If however you want to limit concurrency and assign priorities to requests, then you need one GenServer which acts as a queue, and it will spawn separate processes to consume the items. Perhaps GenStage could be used for this, or otherwise plain GenServer together with monitored tasks will definitely work.

A few comments on your assumptions:

The normal calls don’t block GenServer (well, they do, but not for a long time), but they block the client.

Cast will indeed always succeed. However, if new requests arrive much faster than the serializer is able to process them, the serializer mailbox will grow, and you’ll experience some significant latency increases. Also, having a single serializer process means a lot of garbage is generated which adds to GC pressure.
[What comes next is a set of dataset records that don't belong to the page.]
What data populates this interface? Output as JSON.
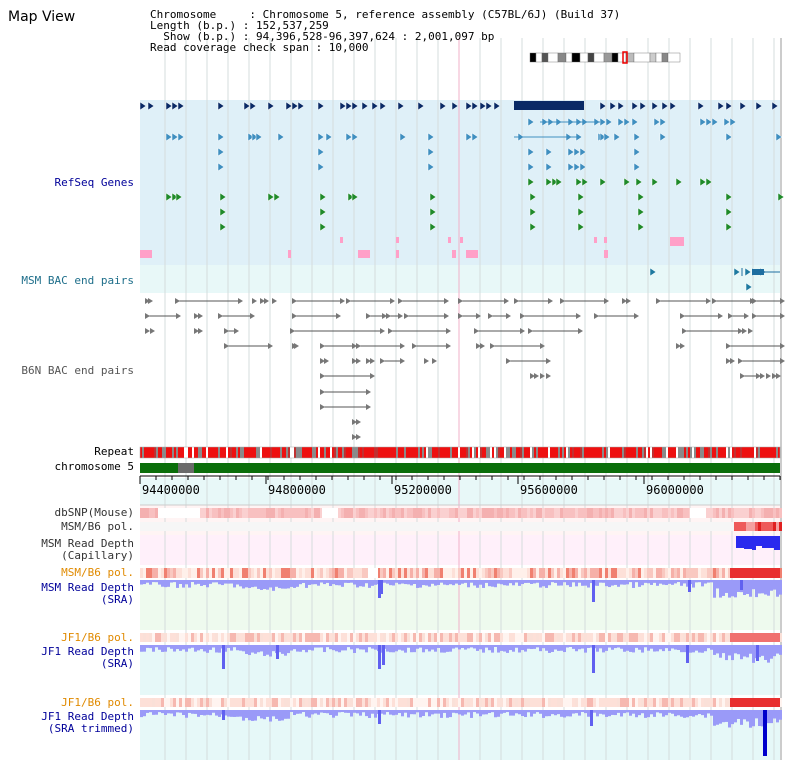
{
  "title": "Map View",
  "info": {
    "chromosome": "Chromosome     : Chromosome 5, reference assembly (C57BL/6J) (Build 37)",
    "length": "Length (b.p.) : 152,537,259",
    "show": "  Show (b.p.) : 94,396,528-96,397,624 : 2,001,097 bp",
    "coverage": "Read coverage check span : 10,000"
  },
  "tracks": {
    "refseq": "RefSeq Genes",
    "msm_bac": "MSM BAC end pairs",
    "b6n_bac": "B6N BAC end pairs",
    "repeat": "Repeat",
    "chromosome": "chromosome 5",
    "dbsnp": "dbSNP(Mouse)",
    "msm_b6_pol_1": "MSM/B6 pol.",
    "msm_depth_cap": "MSM Read Depth\n(Capillary)",
    "msm_b6_pol_2": "MSM/B6 pol.",
    "msm_depth_sra": "MSM Read Depth\n(SRA)",
    "jf1_b6_pol_1": "JF1/B6 pol.",
    "jf1_depth_sra": "JF1 Read Depth\n(SRA)",
    "jf1_b6_pol_2": "JF1/B6 pol.",
    "jf1_depth_trim": "JF1 Read Depth\n(SRA trimmed)"
  },
  "axis": {
    "ticks": [
      "94400000",
      "94800000",
      "95200000",
      "95600000",
      "96000000"
    ]
  },
  "colors": {
    "refseq_bg": "#dff0f8",
    "bac_bg": "#e8f8f8",
    "gene_dark": "#0a2a66",
    "gene_mid": "#3f8fc0",
    "gene_green": "#1f8a2a",
    "chrom_green": "#0a6e0a",
    "pink": "#ffa0c8",
    "depth_blue": "#6060f0",
    "msm_label": "#1e6e8a",
    "blue_label": "#000099",
    "orange_label": "#e08a00"
  }
}
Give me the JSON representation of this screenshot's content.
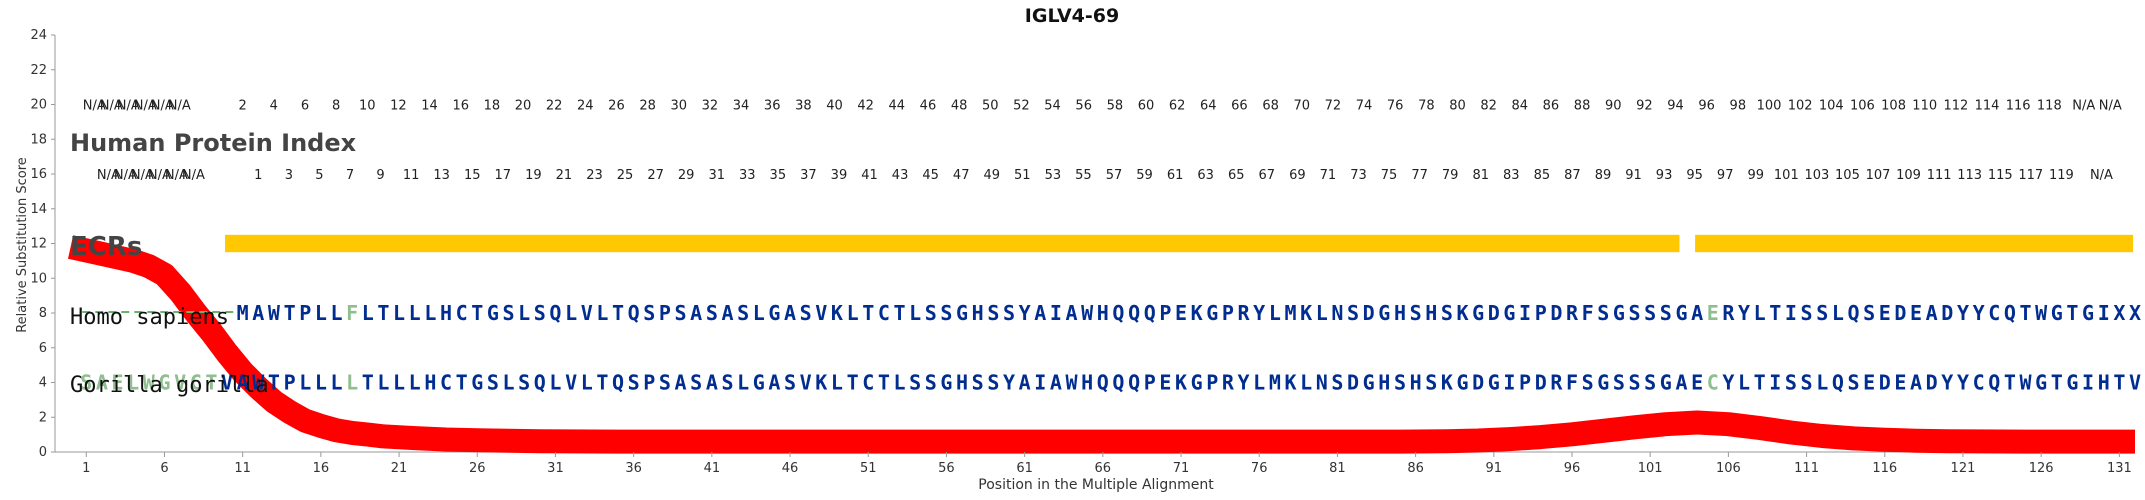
{
  "chart_data": {
    "type": "line",
    "title": "IGLV4-69",
    "xlabel": "Position in the Multiple Alignment",
    "ylabel": "Relative Substitution Score",
    "xlim": [
      -1,
      132
    ],
    "ylim": [
      0,
      24
    ],
    "x_ticks": [
      1,
      6,
      11,
      16,
      21,
      26,
      31,
      36,
      41,
      46,
      51,
      56,
      61,
      66,
      71,
      76,
      81,
      86,
      91,
      96,
      101,
      106,
      111,
      116,
      121,
      126,
      131
    ],
    "y_ticks": [
      0,
      2,
      4,
      6,
      8,
      10,
      12,
      14,
      16,
      18,
      20,
      22,
      24
    ],
    "grid": false,
    "series": [
      {
        "name": "",
        "color": "#ff0000",
        "x": [
          0,
          2,
          4,
          5,
          6,
          7,
          8,
          9,
          10,
          11,
          12,
          13,
          14,
          15,
          16,
          17,
          18,
          19,
          20,
          22,
          24,
          26,
          28,
          30,
          35,
          40,
          50,
          60,
          70,
          80,
          85,
          88,
          90,
          92,
          94,
          96,
          98,
          100,
          102,
          104,
          106,
          108,
          110,
          112,
          114,
          116,
          118,
          120,
          125,
          132
        ],
        "values": [
          11.8,
          11.4,
          11.0,
          10.7,
          10.2,
          9.2,
          8.0,
          6.9,
          5.7,
          4.6,
          3.7,
          2.9,
          2.3,
          1.8,
          1.5,
          1.25,
          1.1,
          1.0,
          0.9,
          0.8,
          0.72,
          0.68,
          0.65,
          0.62,
          0.6,
          0.6,
          0.6,
          0.6,
          0.6,
          0.6,
          0.6,
          0.62,
          0.66,
          0.74,
          0.86,
          1.02,
          1.22,
          1.42,
          1.6,
          1.7,
          1.6,
          1.38,
          1.12,
          0.92,
          0.78,
          0.7,
          0.65,
          0.62,
          0.6,
          0.6
        ]
      }
    ],
    "index_top": [
      "N/A",
      "N/A",
      "N/A",
      "N/A",
      "N/A",
      "N/A",
      "2",
      "4",
      "6",
      "8",
      "10",
      "12",
      "14",
      "16",
      "18",
      "20",
      "22",
      "24",
      "26",
      "28",
      "30",
      "32",
      "34",
      "36",
      "38",
      "40",
      "42",
      "44",
      "46",
      "48",
      "50",
      "52",
      "54",
      "56",
      "58",
      "60",
      "62",
      "64",
      "66",
      "68",
      "70",
      "72",
      "74",
      "76",
      "78",
      "80",
      "82",
      "84",
      "86",
      "88",
      "90",
      "92",
      "94",
      "96",
      "98",
      "100",
      "102",
      "104",
      "106",
      "108",
      "110",
      "112",
      "114",
      "116",
      "118",
      "N/A",
      "N/A"
    ],
    "index_bottom": [
      "N/A",
      "N/A",
      "N/A",
      "N/A",
      "N/A",
      "N/A",
      "1",
      "3",
      "5",
      "7",
      "9",
      "11",
      "13",
      "15",
      "17",
      "19",
      "21",
      "23",
      "25",
      "27",
      "29",
      "31",
      "33",
      "35",
      "37",
      "39",
      "41",
      "43",
      "45",
      "47",
      "49",
      "51",
      "53",
      "55",
      "57",
      "59",
      "61",
      "63",
      "65",
      "67",
      "69",
      "71",
      "73",
      "75",
      "77",
      "79",
      "81",
      "83",
      "85",
      "87",
      "89",
      "91",
      "93",
      "95",
      "97",
      "99",
      "101",
      "103",
      "105",
      "107",
      "109",
      "111",
      "113",
      "115",
      "117",
      "119",
      "N/A"
    ],
    "ecr_bars": [
      [
        10,
        103
      ],
      [
        104,
        132
      ]
    ]
  },
  "labels": {
    "index": "Human Protein Index",
    "ecrs": "ECRs",
    "species1": "Homo sapiens",
    "species2": "Gorilla gorilla"
  },
  "colors": {
    "ecr_bar": "#ffc800",
    "curve": "#ff0000",
    "seq_main": "#002d8f",
    "seq_diff": "#8fbf8f",
    "gap": "#6ab36a"
  },
  "sequences": {
    "homo_gap": "----------",
    "homo_residues": "MAWTPLLFLTLLLHCTGSLSQLVLTQSPSASASLGASVKLTCTLSSGHSSYAIAWHQQQPEKGPRYLMKLNSDGHSHSKGDGIPDRFSGSSSGAERYLTISSLQSEDEADYYCQTWGTGIXXX",
    "gorilla_residues": "SAELWGVCTVAWTPLLLLTLLLHCTGSLSQLVLTQSPSASASLGASVKLTCTLSSGHSSYAIAWHQQQPEKGPRYLMKLNSDGHSHSKGDGIPDRFSGSSSGAECYLTISSLQSEDEADYYCQTWGTGIHTV",
    "homo_diff_positions": [
      18,
      105
    ],
    "gorilla_diff_positions": [
      1,
      2,
      3,
      4,
      5,
      6,
      7,
      8,
      9,
      18,
      105
    ]
  }
}
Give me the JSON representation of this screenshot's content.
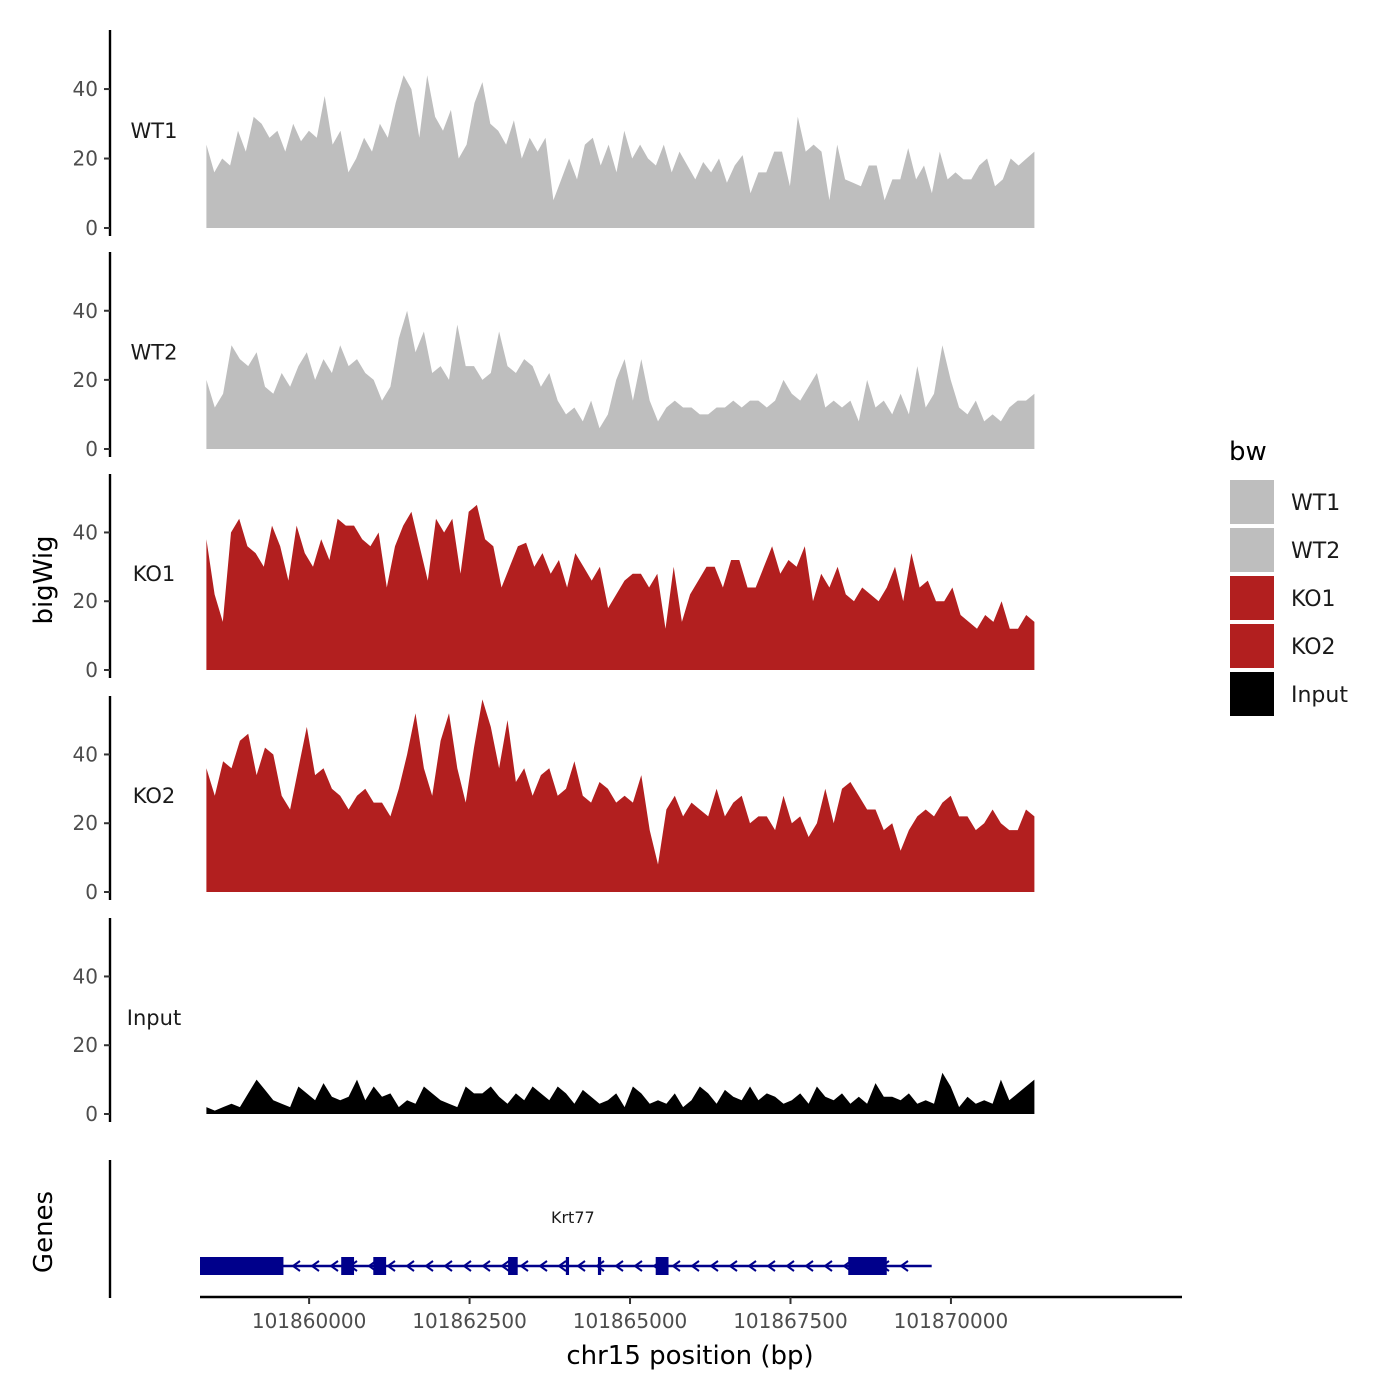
{
  "chart_data": {
    "type": "area",
    "ylabel": "bigWig",
    "xlabel": "chr15 position (bp)",
    "genes_label": "Genes",
    "ylim": [
      0,
      57
    ],
    "yticks": [
      0,
      20,
      40
    ],
    "x_range": [
      101858300,
      101873600
    ],
    "xticks": [
      101860000,
      101862500,
      101865000,
      101867500,
      101870000
    ],
    "xtick_labels": [
      "101860000",
      "101862500",
      "101865000",
      "101867500",
      "101870000"
    ],
    "legend": {
      "title": "bw",
      "position": "right",
      "entries": [
        {
          "label": "WT1",
          "color": "#bebebe"
        },
        {
          "label": "WT2",
          "color": "#bebebe"
        },
        {
          "label": "KO1",
          "color": "#b21f1f"
        },
        {
          "label": "KO2",
          "color": "#b21f1f"
        },
        {
          "label": "Input",
          "color": "#000000"
        }
      ]
    },
    "x_start": 101858400,
    "x_end": 101871300,
    "tracks": [
      {
        "name": "WT1",
        "color": "#bebebe",
        "values": [
          24,
          16,
          20,
          18,
          28,
          22,
          32,
          30,
          26,
          28,
          22,
          30,
          25,
          28,
          26,
          38,
          24,
          28,
          16,
          20,
          26,
          22,
          30,
          26,
          36,
          44,
          40,
          26,
          44,
          32,
          28,
          34,
          20,
          24,
          36,
          42,
          30,
          28,
          24,
          31,
          20,
          26,
          22,
          26,
          8,
          14,
          20,
          14,
          24,
          26,
          18,
          24,
          16,
          28,
          20,
          24,
          20,
          18,
          24,
          16,
          22,
          18,
          14,
          19,
          16,
          20,
          13,
          18,
          21,
          10,
          16,
          16,
          22,
          22,
          12,
          32,
          22,
          24,
          22,
          8,
          24,
          14,
          13,
          12,
          18,
          18,
          8,
          14,
          14,
          23,
          14,
          18,
          10,
          22,
          14,
          16,
          14,
          14,
          18,
          20,
          12,
          14,
          20,
          18,
          20,
          22
        ]
      },
      {
        "name": "WT2",
        "color": "#bebebe",
        "values": [
          20,
          12,
          16,
          30,
          26,
          24,
          28,
          18,
          16,
          22,
          18,
          24,
          28,
          20,
          26,
          22,
          30,
          24,
          26,
          22,
          20,
          14,
          18,
          32,
          40,
          28,
          34,
          22,
          24,
          20,
          36,
          24,
          24,
          20,
          22,
          34,
          24,
          22,
          26,
          24,
          18,
          22,
          14,
          10,
          12,
          8,
          14,
          6,
          10,
          20,
          26,
          14,
          26,
          14,
          8,
          12,
          14,
          12,
          12,
          10,
          10,
          12,
          12,
          14,
          12,
          14,
          14,
          12,
          14,
          20,
          16,
          14,
          18,
          22,
          12,
          14,
          12,
          14,
          8,
          20,
          12,
          14,
          10,
          16,
          10,
          24,
          12,
          16,
          30,
          20,
          12,
          10,
          14,
          8,
          10,
          8,
          12,
          14,
          14,
          16
        ]
      },
      {
        "name": "KO1",
        "color": "#b21f1f",
        "values": [
          38,
          22,
          14,
          40,
          44,
          36,
          34,
          30,
          42,
          36,
          26,
          42,
          34,
          30,
          38,
          32,
          44,
          42,
          42,
          38,
          36,
          40,
          24,
          36,
          42,
          46,
          36,
          26,
          44,
          40,
          44,
          28,
          46,
          48,
          38,
          36,
          24,
          30,
          36,
          37,
          30,
          34,
          28,
          32,
          24,
          34,
          30,
          26,
          30,
          18,
          22,
          26,
          28,
          28,
          24,
          28,
          12,
          30,
          14,
          22,
          26,
          30,
          30,
          24,
          32,
          32,
          24,
          24,
          30,
          36,
          28,
          32,
          30,
          36,
          20,
          28,
          24,
          30,
          22,
          20,
          24,
          22,
          20,
          24,
          30,
          20,
          34,
          24,
          26,
          20,
          20,
          24,
          16,
          14,
          12,
          16,
          14,
          20,
          12,
          12,
          16,
          14
        ]
      },
      {
        "name": "KO2",
        "color": "#b21f1f",
        "values": [
          36,
          28,
          38,
          36,
          44,
          46,
          34,
          42,
          40,
          28,
          24,
          36,
          48,
          34,
          36,
          30,
          28,
          24,
          28,
          30,
          26,
          26,
          22,
          30,
          40,
          52,
          36,
          28,
          44,
          52,
          36,
          26,
          42,
          56,
          48,
          36,
          50,
          32,
          36,
          28,
          34,
          36,
          28,
          30,
          38,
          28,
          26,
          32,
          30,
          26,
          28,
          26,
          34,
          18,
          8,
          24,
          28,
          22,
          26,
          24,
          22,
          30,
          22,
          26,
          28,
          20,
          22,
          22,
          18,
          28,
          20,
          22,
          16,
          20,
          30,
          20,
          30,
          32,
          28,
          24,
          24,
          18,
          20,
          12,
          18,
          22,
          24,
          22,
          26,
          28,
          22,
          22,
          18,
          20,
          24,
          20,
          18,
          18,
          24,
          22
        ]
      },
      {
        "name": "Input",
        "color": "#000000",
        "values": [
          2,
          1,
          2,
          3,
          2,
          6,
          10,
          7,
          4,
          3,
          2,
          8,
          6,
          4,
          9,
          5,
          4,
          5,
          10,
          4,
          8,
          5,
          6,
          2,
          4,
          3,
          8,
          6,
          4,
          3,
          2,
          8,
          6,
          6,
          8,
          5,
          3,
          6,
          4,
          8,
          6,
          4,
          8,
          6,
          3,
          7,
          5,
          3,
          4,
          6,
          2,
          8,
          6,
          3,
          4,
          3,
          6,
          2,
          4,
          8,
          6,
          3,
          7,
          5,
          4,
          8,
          4,
          6,
          5,
          3,
          4,
          6,
          3,
          8,
          5,
          4,
          6,
          3,
          5,
          3,
          9,
          5,
          5,
          4,
          6,
          3,
          4,
          3,
          12,
          8,
          2,
          5,
          3,
          4,
          3,
          10,
          4,
          6,
          8,
          10
        ]
      }
    ],
    "gene": {
      "name": "Krt77",
      "color": "#00008b",
      "start": 101858300,
      "end": 101869700,
      "strand": "-",
      "exons": [
        [
          101858300,
          101859600
        ],
        [
          101860500,
          101860700
        ],
        [
          101861000,
          101861200
        ],
        [
          101863100,
          101863250
        ],
        [
          101864000,
          101864050
        ],
        [
          101864500,
          101864550
        ],
        [
          101865400,
          101865600
        ],
        [
          101868400,
          101869000
        ]
      ]
    }
  }
}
I’d rather start a separate task for each request, and use monitor to find out when the task is done. I explained this idea recently in this thread.

You’re basically on the right track. Your limiter GenServer will not wait until requests finish, so it will be able to queue more requests, even though some are currently being processed. The implementation is somewhat messy, so I suggest looking into the thread I linked for some pointers.

Assuming you’re not trapping exits in the limiter process, yes. However, there are some edge cases which might left your request processes dangling if the parent process terminates. Also, your structure is not friendly for user hot code upgrades. Finally, if any request fails, everything will fail. For example, if a single normal request crashes, all pending normal requests are lost, as well as all currently running priority requests.

To systematically address those issues, it’s usually good to keep all processes OTP compliant (aka special processes), and keep all parent processes supervisors. In your case this would mean something along the lines of having a separate task supervisor where you’ll start your request processors. The limiter GenServer would keep track of currently running tasks, as well as pending requests. It would also monitor started tasks, so it would know whenever some task terminates (normally or abnormally). When that happens, the limiter GenServer can start the next task, or even restart the failing task if you want to that. Keeping all tasks under a supervisor also mean you can stop them in a predictable fashion, and ensure proper process cleanup.

You can make such test predictable by introducing some message passing dance between request processor and test process. Basically, you want your normal request to block until you send it some message. Then, you can start a high prio test and verify that it succeeded. Finally, you send the “unlock” message to the blocked process and assert that it succeeded.

Thanks for the comprehensive reply!

D’oh! I was going this way because I want the API to be uniform, but I never did define a public API

I would like to use GenServer so I can explore the little intricacies and patterns. Before I make this 100% battle-proof I’d like to actually deploy as a test and see how the system performs.

What I meant is that the handle_call callback returns control immediately so the next call can be processed. The client will indeed block until reply is called.

I do need the replies from the requests, so I’m not sure how the monitored tasks approach would work. Thanks for bringing up back pressure, I was planning to add it on the client side of this, but I’m not sure how to communicate it back to the client (other than use the time taken to service the request).

Thanks for that! I will investigate how messages/monitors can help simplify the code.

I think that for my use case this is correct, but I need to double check.

Come to think of it, I could just call reply from inside the Task, so I can respond to the caller? I need to think more about what will happen if a Task restarts and so on.

Brilliant! Thank you very much for your time and effort!

There are some gen_server implementations in Erlang (like this one that use a priority setup instead of raw messages too.